If Gandalf Can Call the Eagles, Why Doesn’t He Just Do That
The man sitting next to me laughed at everything. Not the jokes—the silences between the jokes, the quiet dramatic beats, the moments the film was gathering itself—all of it met with the same wet, honking laugh arriving half a second too late. The woman next to him spoke no English and spent three hours asking what words meant. "What does ’dwarf’ mean?" "What does ’precious’ mean?" I sat two seats over watching The Hobbit, thinking about how 48fps technology works and about what a shame it was that it couldn’t make skulls explode.
Anyway. The film. I liked it. Let me get that out of the way.
I’m a casual fan of this mythology, which means I know the shape of it—the Ring, Frodo, Gollum, the large battles—and forget every name, place, and subplot between the opening and closing credits. My engagement with Tolkien’s world starts and ends at the surface. I haven’t read the book. I’m the laziest person alive, and also I figure the dragon probably isn’t going to be that big a problem.

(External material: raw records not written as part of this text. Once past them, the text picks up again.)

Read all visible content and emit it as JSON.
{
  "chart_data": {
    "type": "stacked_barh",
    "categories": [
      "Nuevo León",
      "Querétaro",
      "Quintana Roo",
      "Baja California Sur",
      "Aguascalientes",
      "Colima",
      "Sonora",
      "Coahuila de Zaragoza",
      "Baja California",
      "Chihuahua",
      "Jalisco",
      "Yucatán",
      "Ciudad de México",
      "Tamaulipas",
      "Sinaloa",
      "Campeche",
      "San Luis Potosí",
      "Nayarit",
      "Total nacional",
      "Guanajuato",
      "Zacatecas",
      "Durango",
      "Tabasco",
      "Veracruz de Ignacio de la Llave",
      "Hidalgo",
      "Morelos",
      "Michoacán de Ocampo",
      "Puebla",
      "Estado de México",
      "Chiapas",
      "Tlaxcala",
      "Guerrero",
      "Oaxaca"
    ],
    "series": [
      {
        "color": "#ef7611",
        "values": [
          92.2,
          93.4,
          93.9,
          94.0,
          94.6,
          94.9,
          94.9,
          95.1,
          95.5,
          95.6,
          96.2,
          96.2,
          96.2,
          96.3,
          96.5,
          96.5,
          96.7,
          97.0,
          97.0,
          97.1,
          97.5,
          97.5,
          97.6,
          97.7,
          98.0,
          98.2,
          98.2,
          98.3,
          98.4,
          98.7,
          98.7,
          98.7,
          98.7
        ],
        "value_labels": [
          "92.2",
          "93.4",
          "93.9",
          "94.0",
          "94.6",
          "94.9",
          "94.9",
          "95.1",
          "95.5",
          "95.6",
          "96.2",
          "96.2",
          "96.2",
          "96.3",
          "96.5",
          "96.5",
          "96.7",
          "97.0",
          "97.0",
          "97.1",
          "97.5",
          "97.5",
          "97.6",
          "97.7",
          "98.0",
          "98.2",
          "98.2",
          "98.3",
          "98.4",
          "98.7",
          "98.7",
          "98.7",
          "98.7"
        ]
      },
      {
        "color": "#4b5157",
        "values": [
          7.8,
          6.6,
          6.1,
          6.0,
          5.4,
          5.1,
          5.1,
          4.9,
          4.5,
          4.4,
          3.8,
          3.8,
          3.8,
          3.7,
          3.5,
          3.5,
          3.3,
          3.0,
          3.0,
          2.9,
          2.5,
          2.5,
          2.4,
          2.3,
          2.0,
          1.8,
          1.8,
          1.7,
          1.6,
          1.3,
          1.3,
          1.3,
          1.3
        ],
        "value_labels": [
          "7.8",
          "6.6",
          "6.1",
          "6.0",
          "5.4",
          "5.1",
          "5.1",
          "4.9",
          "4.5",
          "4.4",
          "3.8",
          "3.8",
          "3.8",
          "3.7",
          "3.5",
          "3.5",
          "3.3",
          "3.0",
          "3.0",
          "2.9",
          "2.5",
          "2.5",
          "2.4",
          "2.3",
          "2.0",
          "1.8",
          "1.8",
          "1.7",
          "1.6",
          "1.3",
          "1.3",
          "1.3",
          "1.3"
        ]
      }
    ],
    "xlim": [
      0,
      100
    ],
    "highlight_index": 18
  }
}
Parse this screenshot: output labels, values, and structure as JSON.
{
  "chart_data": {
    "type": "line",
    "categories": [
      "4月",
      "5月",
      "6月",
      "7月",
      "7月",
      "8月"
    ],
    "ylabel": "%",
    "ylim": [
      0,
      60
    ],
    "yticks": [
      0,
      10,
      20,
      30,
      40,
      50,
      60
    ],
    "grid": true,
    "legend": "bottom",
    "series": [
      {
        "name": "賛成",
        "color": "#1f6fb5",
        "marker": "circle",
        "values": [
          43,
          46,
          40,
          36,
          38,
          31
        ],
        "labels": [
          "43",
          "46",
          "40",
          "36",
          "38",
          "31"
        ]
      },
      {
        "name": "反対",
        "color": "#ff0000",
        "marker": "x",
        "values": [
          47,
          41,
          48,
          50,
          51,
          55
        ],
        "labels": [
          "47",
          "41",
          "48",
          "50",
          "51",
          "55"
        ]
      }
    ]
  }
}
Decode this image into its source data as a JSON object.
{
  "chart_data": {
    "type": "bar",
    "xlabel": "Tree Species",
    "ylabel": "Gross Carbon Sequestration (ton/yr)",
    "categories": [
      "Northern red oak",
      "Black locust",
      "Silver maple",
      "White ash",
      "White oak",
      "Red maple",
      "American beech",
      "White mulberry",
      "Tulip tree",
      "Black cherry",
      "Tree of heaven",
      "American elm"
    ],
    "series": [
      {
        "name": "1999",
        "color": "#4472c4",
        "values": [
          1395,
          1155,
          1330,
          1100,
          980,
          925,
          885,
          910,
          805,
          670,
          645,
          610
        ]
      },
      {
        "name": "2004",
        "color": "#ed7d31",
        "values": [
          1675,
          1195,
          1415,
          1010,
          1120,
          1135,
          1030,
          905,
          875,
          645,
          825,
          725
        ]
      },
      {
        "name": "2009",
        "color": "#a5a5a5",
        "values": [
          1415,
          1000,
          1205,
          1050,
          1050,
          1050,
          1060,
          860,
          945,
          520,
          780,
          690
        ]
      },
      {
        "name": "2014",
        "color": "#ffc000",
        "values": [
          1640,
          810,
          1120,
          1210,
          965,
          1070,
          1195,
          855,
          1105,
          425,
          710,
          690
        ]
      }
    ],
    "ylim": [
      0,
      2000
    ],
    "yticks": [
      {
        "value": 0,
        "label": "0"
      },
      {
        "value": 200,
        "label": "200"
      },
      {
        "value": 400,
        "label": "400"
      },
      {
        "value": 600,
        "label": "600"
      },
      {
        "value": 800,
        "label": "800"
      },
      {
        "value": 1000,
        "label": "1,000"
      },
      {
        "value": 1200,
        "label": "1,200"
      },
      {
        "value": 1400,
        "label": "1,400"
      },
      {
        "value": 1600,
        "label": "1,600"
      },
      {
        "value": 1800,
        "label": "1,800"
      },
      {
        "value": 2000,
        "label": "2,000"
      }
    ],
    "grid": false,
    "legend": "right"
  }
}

What I can never shake while watching these films is the logic. It screams at me, every time, from somewhere I can’t shut off. If Gandalf can summon enormous eagles at will, why don’t they just fly the entire journey? The secret moon-script only appears when the moon is the right shape—and, what luck, this is exactly that moment! A magic shockwave sweeps through a cave and kills ten million goblins in one pass, but ten fully-armed fighters perched in a tree are screaming for rescue from a dozen wolves? Come on. I’d have been Tolkien’s worst editor.
None of it stopped me from enjoying the thing. The dwarves are genuinely funny. Some critics found the comedic register tonally wrong, mismatched with the grandeur—I didn’t. I liked it. And Bilbo is a better protagonist than Frodo by a wide margin. Frodo is a passenger in his own story, moved by events and other people’s decisions. Bilbo chooses to go. That makes him interesting in a way Frodo never quite managed.
The 48fps cinematography is strange. Everything has too much presence, too much clarity—the uncanny valley applied to physical reality rather than faces. You adjust after twenty minutes but the adjustment itself is unsettling. It might be the future of cinema. It might also just be wrong.
What I’ll be waiting for across the rest of this trilogy: a female character who actually exists. Not backdrop, not cameo. Someone to anchor a scene. Three hours of barrel-chested dwarves marching through mountains is entertaining but it wears on you, even if you love the genre. Give me someone to actually watch.